Wednesday, April 07, 2010

No Talking Tuesday # 131



The List:


So I finished the stage lighting, and brought it into the updated scene Todd game me Friday I think. Also I think Jun did some tree stuff. I thought we weren't doing cards since. Friday I think it was, Todd and I were looking at some geometry tests Jun did that were very promising, promising mainly in that a lot of tris that rendered fast. Oh but I did notice that with all the geometry now together (and maybe more importantly the high rez maps being red off the server during render) that renders take a long time, and are very unstable. it might come to that, but I'm guessing that would maybe fix the speed issue, but stability wise, I'm not sure how we can get through more than a handful of frames if that in a batch context, which is probably something to think about, hopefully this fry update will deal with a lot of these things I'm nervous about. Like Friday when I was trying to render out the plates to comp, it would usually crash if not like it just did, after a hour of rendering, meh.



Clam chowder bread bowl
and calamari please


Also I realize I've been
here before. This is where
things went sour with
Alina. Just over that
grassy knoll.



If it makes it past the export screen it dies after about an hour. So I'm going to try moving everything locally, and if it still doesn't work, rendering it with only shaders, no maps. it might also be that it's more processer intensive when you have lights and aren't using just the sun sky system. In fact I should test to see if it renders with no lights but with environment. well I hadn't had them together until now when it's also with the maps, and rendering off the server, so I don't know if the error is in which of those variables or a combination of them. I'll try as is with no practical lights, then moving the maps and scene over locally, then with no maps locally. But the thing is when I had the low rez scene, the render time didn't seem to depend on number of lights or complexity of my light rig etc.

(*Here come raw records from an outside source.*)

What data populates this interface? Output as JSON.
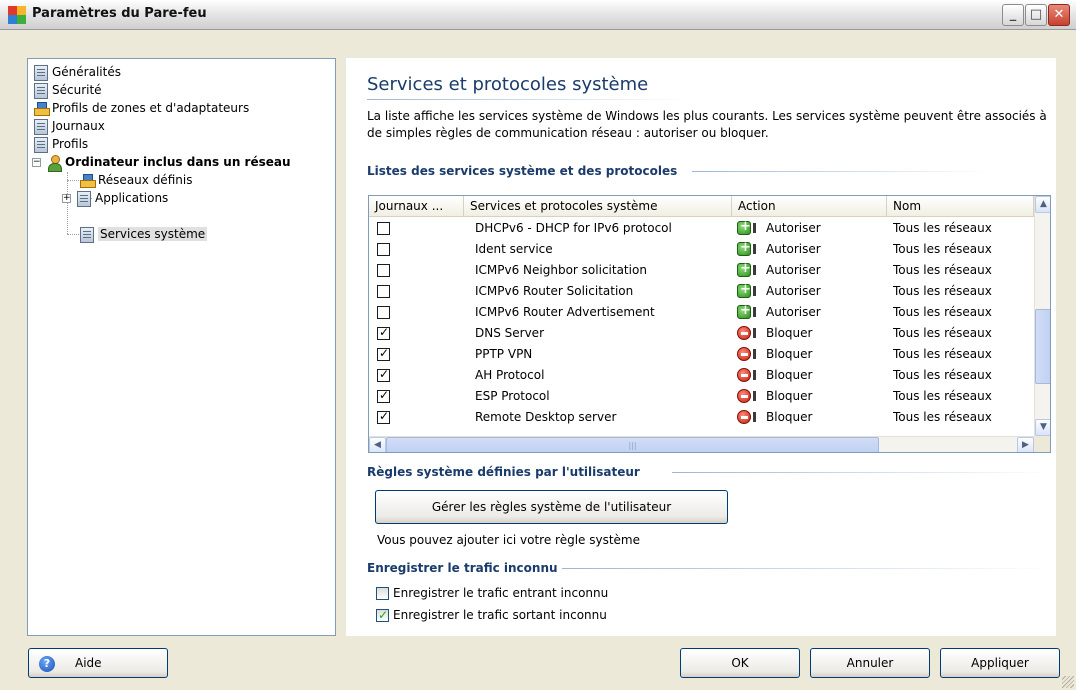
{
  "window": {
    "title": "Paramètres du Pare-feu",
    "minimize_glyph": "_",
    "maximize_glyph": "□",
    "close_glyph": "✕"
  },
  "tree": {
    "items": [
      {
        "label": "Généralités",
        "icon": "document-icon"
      },
      {
        "label": "Sécurité",
        "icon": "document-icon"
      },
      {
        "label": "Profils de zones et d'adaptateurs",
        "icon": "network-icon"
      },
      {
        "label": "Journaux",
        "icon": "document-icon"
      },
      {
        "label": "Profils",
        "icon": "document-icon"
      },
      {
        "label": "Ordinateur inclus dans un réseau",
        "icon": "person-icon",
        "expander": "−"
      },
      {
        "label": "Réseaux définis",
        "icon": "network-icon"
      },
      {
        "label": "Applications",
        "icon": "document-icon",
        "expander": "+"
      },
      {
        "label": "Services système",
        "icon": "document-icon"
      }
    ]
  },
  "main": {
    "title": "Services et protocoles système",
    "description": "La liste affiche les services système de Windows les plus courants. Les services système peuvent être associés à de simples règles de communication réseau : autoriser ou bloquer.",
    "list_section_title": "Listes des services système et des protocoles",
    "table": {
      "headers": [
        "Journaux ...",
        "Services et protocoles système",
        "Action",
        "Nom"
      ],
      "rows": [
        {
          "logged": false,
          "service": "DHCPv6 - DHCP for IPv6 protocol",
          "action": "Autoriser",
          "action_type": "allow",
          "name": "Tous les réseaux"
        },
        {
          "logged": false,
          "service": "Ident service",
          "action": "Autoriser",
          "action_type": "allow",
          "name": "Tous les réseaux"
        },
        {
          "logged": false,
          "service": "ICMPv6 Neighbor solicitation",
          "action": "Autoriser",
          "action_type": "allow",
          "name": "Tous les réseaux"
        },
        {
          "logged": false,
          "service": "ICMPv6 Router Solicitation",
          "action": "Autoriser",
          "action_type": "allow",
          "name": "Tous les réseaux"
        },
        {
          "logged": false,
          "service": "ICMPv6 Router Advertisement",
          "action": "Autoriser",
          "action_type": "allow",
          "name": "Tous les réseaux"
        },
        {
          "logged": true,
          "service": "DNS Server",
          "action": "Bloquer",
          "action_type": "block",
          "name": "Tous les réseaux"
        },
        {
          "logged": true,
          "service": "PPTP VPN",
          "action": "Bloquer",
          "action_type": "block",
          "name": "Tous les réseaux"
        },
        {
          "logged": true,
          "service": "AH Protocol",
          "action": "Bloquer",
          "action_type": "block",
          "name": "Tous les réseaux"
        },
        {
          "logged": true,
          "service": "ESP Protocol",
          "action": "Bloquer",
          "action_type": "block",
          "name": "Tous les réseaux"
        },
        {
          "logged": true,
          "service": "Remote Desktop server",
          "action": "Bloquer",
          "action_type": "block",
          "name": "Tous les réseaux"
        }
      ]
    },
    "user_rules_section_title": "Règles système définies par l'utilisateur",
    "manage_button": "Gérer les règles système de l'utilisateur",
    "hint": "Vous pouvez ajouter ici votre règle système",
    "unknown_traffic_section_title": "Enregistrer le trafic inconnu",
    "options": [
      {
        "label": "Enregistrer le trafic entrant inconnu",
        "checked": false
      },
      {
        "label": "Enregistrer le trafic sortant inconnu",
        "checked": true
      }
    ]
  },
  "footer": {
    "help_label": "Aide",
    "ok_label": "OK",
    "cancel_label": "Annuler",
    "apply_label": "Appliquer"
  },
  "colors": {
    "accent_title": "#1a3b6b",
    "allow": "#2f8f1f",
    "block": "#c81e10"
  }
}
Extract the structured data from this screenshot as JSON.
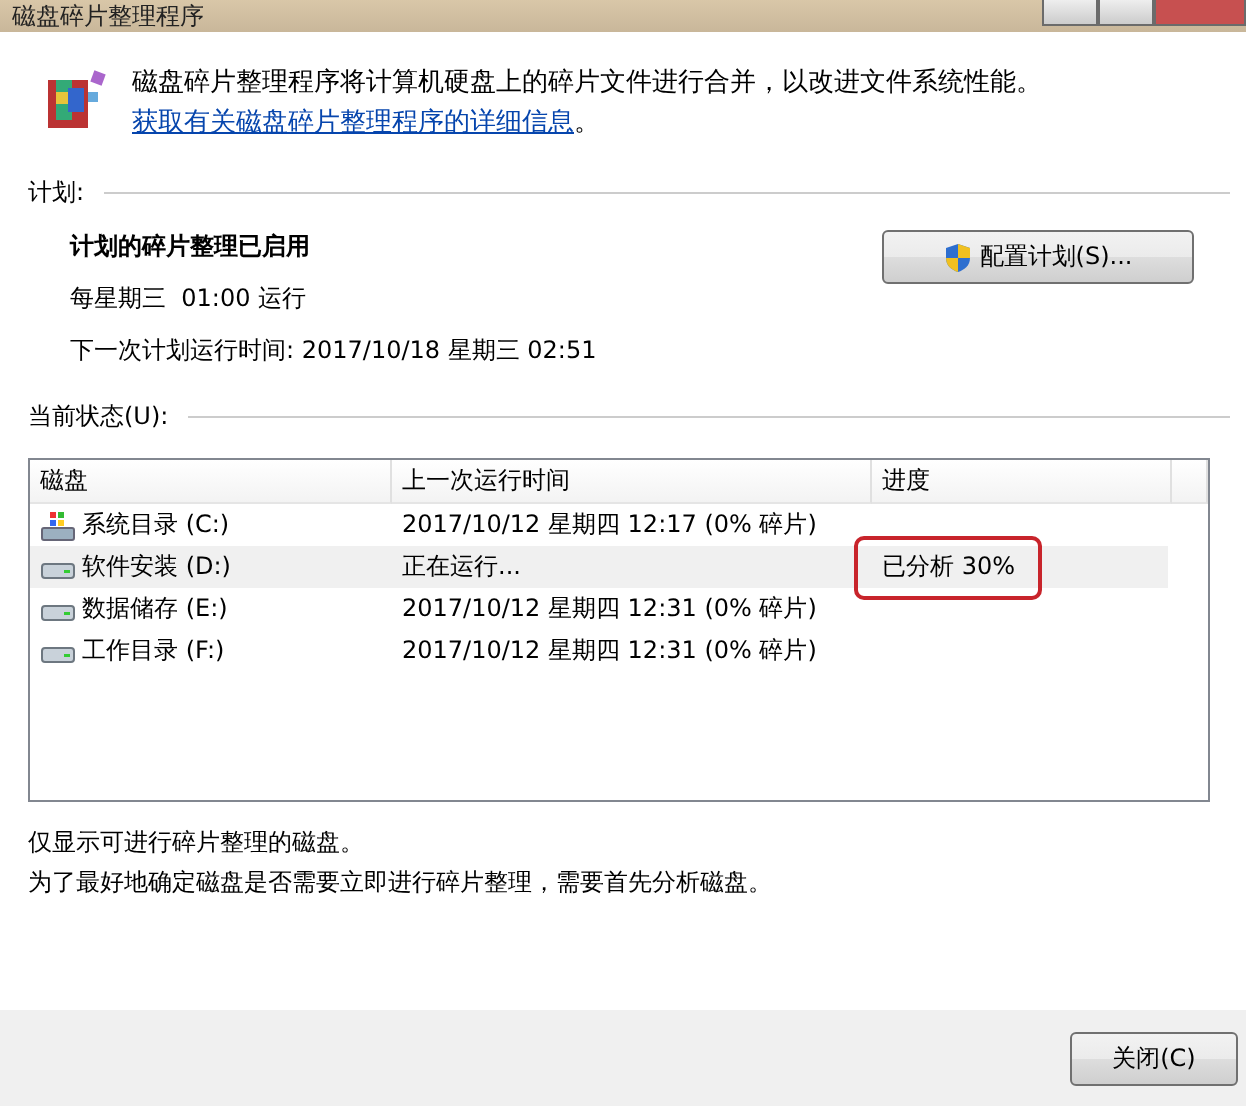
{
  "window": {
    "title": "磁盘碎片整理程序"
  },
  "intro": {
    "text": "磁盘碎片整理程序将计算机硬盘上的碎片文件进行合并，以改进文件系统性能。",
    "link": "获取有关磁盘碎片整理程序的详细信息",
    "tail": "。"
  },
  "schedule": {
    "heading": "计划:",
    "status": "计划的碎片整理已启用",
    "frequency": "每星期三  01:00 运行",
    "next_run": "下一次计划运行时间: 2017/10/18 星期三 02:51",
    "button": "配置计划(S)..."
  },
  "current_status": {
    "heading": "当前状态(U):",
    "columns": [
      "磁盘",
      "上一次运行时间",
      "进度"
    ],
    "rows": [
      {
        "kind": "system",
        "disk": "系统目录 (C:)",
        "last_run": "2017/10/12 星期四 12:17 (0% 碎片)",
        "selected": false
      },
      {
        "kind": "drive",
        "disk": "软件安装 (D:)",
        "last_run": "正在运行...",
        "progress": "已分析 30%",
        "selected": true,
        "highlighted": true
      },
      {
        "kind": "drive",
        "disk": "数据储存 (E:)",
        "last_run": "2017/10/12 星期四 12:31 (0% 碎片)",
        "selected": false
      },
      {
        "kind": "drive",
        "disk": "工作目录 (F:)",
        "last_run": "2017/10/12 星期四 12:31 (0% 碎片)",
        "selected": false
      }
    ]
  },
  "notes": [
    "仅显示可进行碎片整理的磁盘。",
    "为了最好地确定磁盘是否需要立即进行碎片整理，需要首先分析磁盘。"
  ],
  "close_button": "关闭(C)"
}
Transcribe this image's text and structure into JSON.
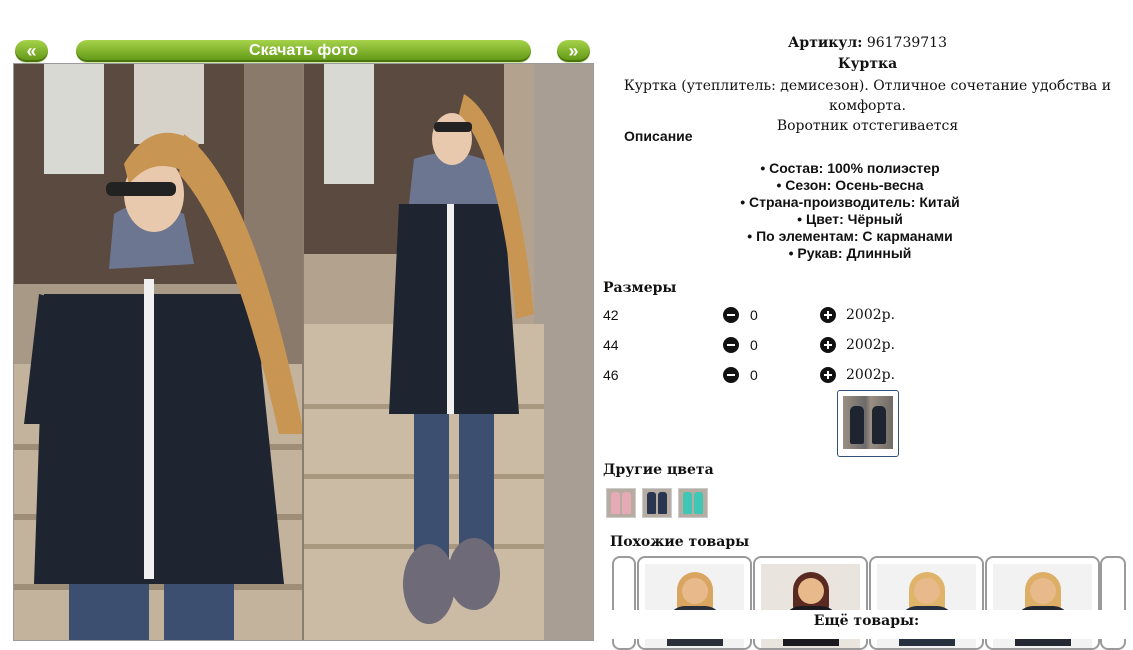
{
  "gallery": {
    "prev_label": "«",
    "next_label": "»",
    "download_label": "Скачать фото"
  },
  "product": {
    "article_label": "Артикул:",
    "article_value": "961739713",
    "name": "Куртка",
    "description_line1": "Куртка (утеплитель: демисезон). Отличное сочетание удобства и комфорта.",
    "description_line2": "Воротник отстегивается"
  },
  "description": {
    "title": "Описание",
    "specs": [
      "Состав: 100% полиэстер",
      "Сезон: Осень-весна",
      "Страна-производитель: Китай",
      "Цвет: Чёрный",
      "По элементам: С карманами",
      "Рукав: Длинный"
    ]
  },
  "sizes": {
    "title": "Размеры",
    "rows": [
      {
        "size": "42",
        "qty": "0",
        "price": "2002р."
      },
      {
        "size": "44",
        "qty": "0",
        "price": "2002р."
      },
      {
        "size": "46",
        "qty": "0",
        "price": "2002р."
      }
    ]
  },
  "other_colors": {
    "title": "Другие цвета",
    "items": [
      "pink",
      "navy",
      "mint"
    ]
  },
  "similar": {
    "title": "Похожие товары"
  },
  "more": {
    "title": "Ещё товары:"
  },
  "colors": {
    "button_green": "#6ea91f",
    "thumb_border": "#31527a",
    "jacket": "#1e2430"
  }
}
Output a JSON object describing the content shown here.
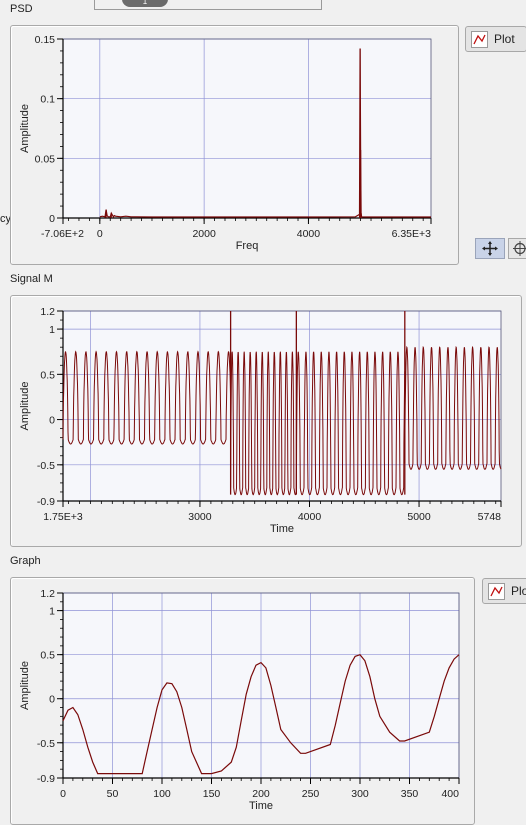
{
  "tab": {
    "index": "1"
  },
  "cut_label": "cy",
  "charts": [
    {
      "caption": "PSD",
      "legend_label": "Plot",
      "ylabel": "Amplitude",
      "xlabel": "Freq",
      "xtick_labels": [
        "-7.06E+2",
        "0",
        "2000",
        "4000",
        "6.35E+3"
      ],
      "ytick_labels": [
        "0.15",
        "0.1",
        "0.05",
        "0"
      ]
    },
    {
      "caption": "Signal M",
      "ylabel": "Amplitude",
      "xlabel": "Time",
      "xtick_labels": [
        "1.75E+3",
        "3000",
        "4000",
        "5000",
        "5748"
      ],
      "ytick_labels": [
        "1.2",
        "1",
        "0.5",
        "0",
        "-0.5",
        "-0.9"
      ]
    },
    {
      "caption": "Graph",
      "legend_label": "Plot",
      "ylabel": "Amplitude",
      "xlabel": "Time",
      "xtick_labels": [
        "0",
        "50",
        "100",
        "150",
        "200",
        "250",
        "300",
        "350",
        "400"
      ],
      "ytick_labels": [
        "1.2",
        "1",
        "0.5",
        "0",
        "-0.5",
        "-0.9"
      ]
    }
  ],
  "colors": {
    "plot_line": "#7a0a0a",
    "plot_bg": "#f6f7fb",
    "grid": "#8f92d6",
    "frame": "#000000"
  },
  "icons": {
    "legend": "line-plot-icon",
    "cursor_tool": "crosshair-icon",
    "pan_tool": "pan-icon"
  },
  "chart_data": [
    {
      "type": "line",
      "title": "PSD",
      "xlabel": "Freq",
      "ylabel": "Amplitude",
      "xlim": [
        -706,
        6350
      ],
      "ylim": [
        0,
        0.15
      ],
      "grid": true,
      "legend": "top-right",
      "series": [
        {
          "name": "Plot",
          "x": [
            0,
            50,
            100,
            120,
            140,
            160,
            200,
            220,
            260,
            280,
            300,
            400,
            500,
            600,
            700,
            1000,
            2000,
            3000,
            4000,
            4900,
            4980,
            4990,
            5000,
            5010,
            5020,
            5100,
            6000,
            6350
          ],
          "y": [
            0.001,
            0.0015,
            0.001,
            0.007,
            0.002,
            0.001,
            0.001,
            0.004,
            0.001,
            0.002,
            0.0015,
            0.001,
            0.0015,
            0.001,
            0.001,
            0.0008,
            0.0008,
            0.0008,
            0.0008,
            0.001,
            0.003,
            0.142,
            0.057,
            0.004,
            0.001,
            0.0008,
            0.0008,
            0.0008
          ]
        }
      ]
    },
    {
      "type": "line",
      "title": "Signal M",
      "xlabel": "Time",
      "ylabel": "Amplitude",
      "xlim": [
        1750,
        5748
      ],
      "ylim": [
        -0.9,
        1.2
      ],
      "grid": true,
      "series": [
        {
          "name": "",
          "segments": [
            {
              "x0": 1750,
              "x1": 3280,
              "period": 93,
              "hi": 0.75,
              "lo": -0.27
            },
            {
              "x0": 3280,
              "x1": 3880,
              "period": 55,
              "hi": 0.75,
              "lo": -0.83
            },
            {
              "x0": 3880,
              "x1": 4870,
              "period": 70,
              "hi": 0.75,
              "lo": -0.83
            },
            {
              "x0": 4870,
              "x1": 5748,
              "period": 75,
              "hi": 0.8,
              "lo": -0.55
            }
          ],
          "spikes": [
            {
              "x": 3280,
              "y": 1.2
            },
            {
              "x": 3880,
              "y": 1.2
            },
            {
              "x": 4870,
              "y": 1.2
            }
          ]
        }
      ]
    },
    {
      "type": "line",
      "title": "Graph",
      "xlabel": "Time",
      "ylabel": "Amplitude",
      "xlim": [
        0,
        400
      ],
      "ylim": [
        -0.9,
        1.2
      ],
      "grid": true,
      "legend": "top-right",
      "series": [
        {
          "name": "Plot",
          "x": [
            0,
            5,
            10,
            15,
            20,
            25,
            30,
            35,
            40,
            60,
            70,
            80,
            85,
            90,
            95,
            100,
            105,
            110,
            115,
            120,
            125,
            130,
            140,
            145,
            150,
            160,
            170,
            175,
            180,
            185,
            190,
            195,
            200,
            205,
            210,
            215,
            220,
            230,
            240,
            245,
            270,
            275,
            280,
            285,
            290,
            295,
            300,
            305,
            310,
            315,
            320,
            330,
            340,
            345,
            370,
            375,
            380,
            385,
            390,
            395,
            400
          ],
          "y": [
            -0.25,
            -0.13,
            -0.1,
            -0.18,
            -0.35,
            -0.55,
            -0.72,
            -0.85,
            -0.85,
            -0.85,
            -0.85,
            -0.85,
            -0.6,
            -0.35,
            -0.1,
            0.1,
            0.18,
            0.17,
            0.08,
            -0.1,
            -0.35,
            -0.6,
            -0.85,
            -0.85,
            -0.85,
            -0.82,
            -0.72,
            -0.55,
            -0.25,
            0.05,
            0.25,
            0.38,
            0.41,
            0.35,
            0.15,
            -0.1,
            -0.35,
            -0.5,
            -0.62,
            -0.62,
            -0.52,
            -0.3,
            -0.05,
            0.2,
            0.38,
            0.48,
            0.5,
            0.43,
            0.25,
            0.0,
            -0.2,
            -0.38,
            -0.48,
            -0.48,
            -0.38,
            -0.2,
            0.0,
            0.2,
            0.35,
            0.45,
            0.5
          ]
        }
      ]
    }
  ]
}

if I do projections it's in body paint, but for those since they're all planar walls I just did it in Photoshop. But your question as to how to lay out the u'v's to match the program I'm using I don't understand.

well something to keep in mind is how much screen real estate you're uv's are going to be responsible for, my guess is fry can't handle super large rez maps (like over 4k) so depending on how close the camera is etc. it might be necessary to lay uv's so that they tile on the o-1 space horizontally, or break faces up into different objects. Etc.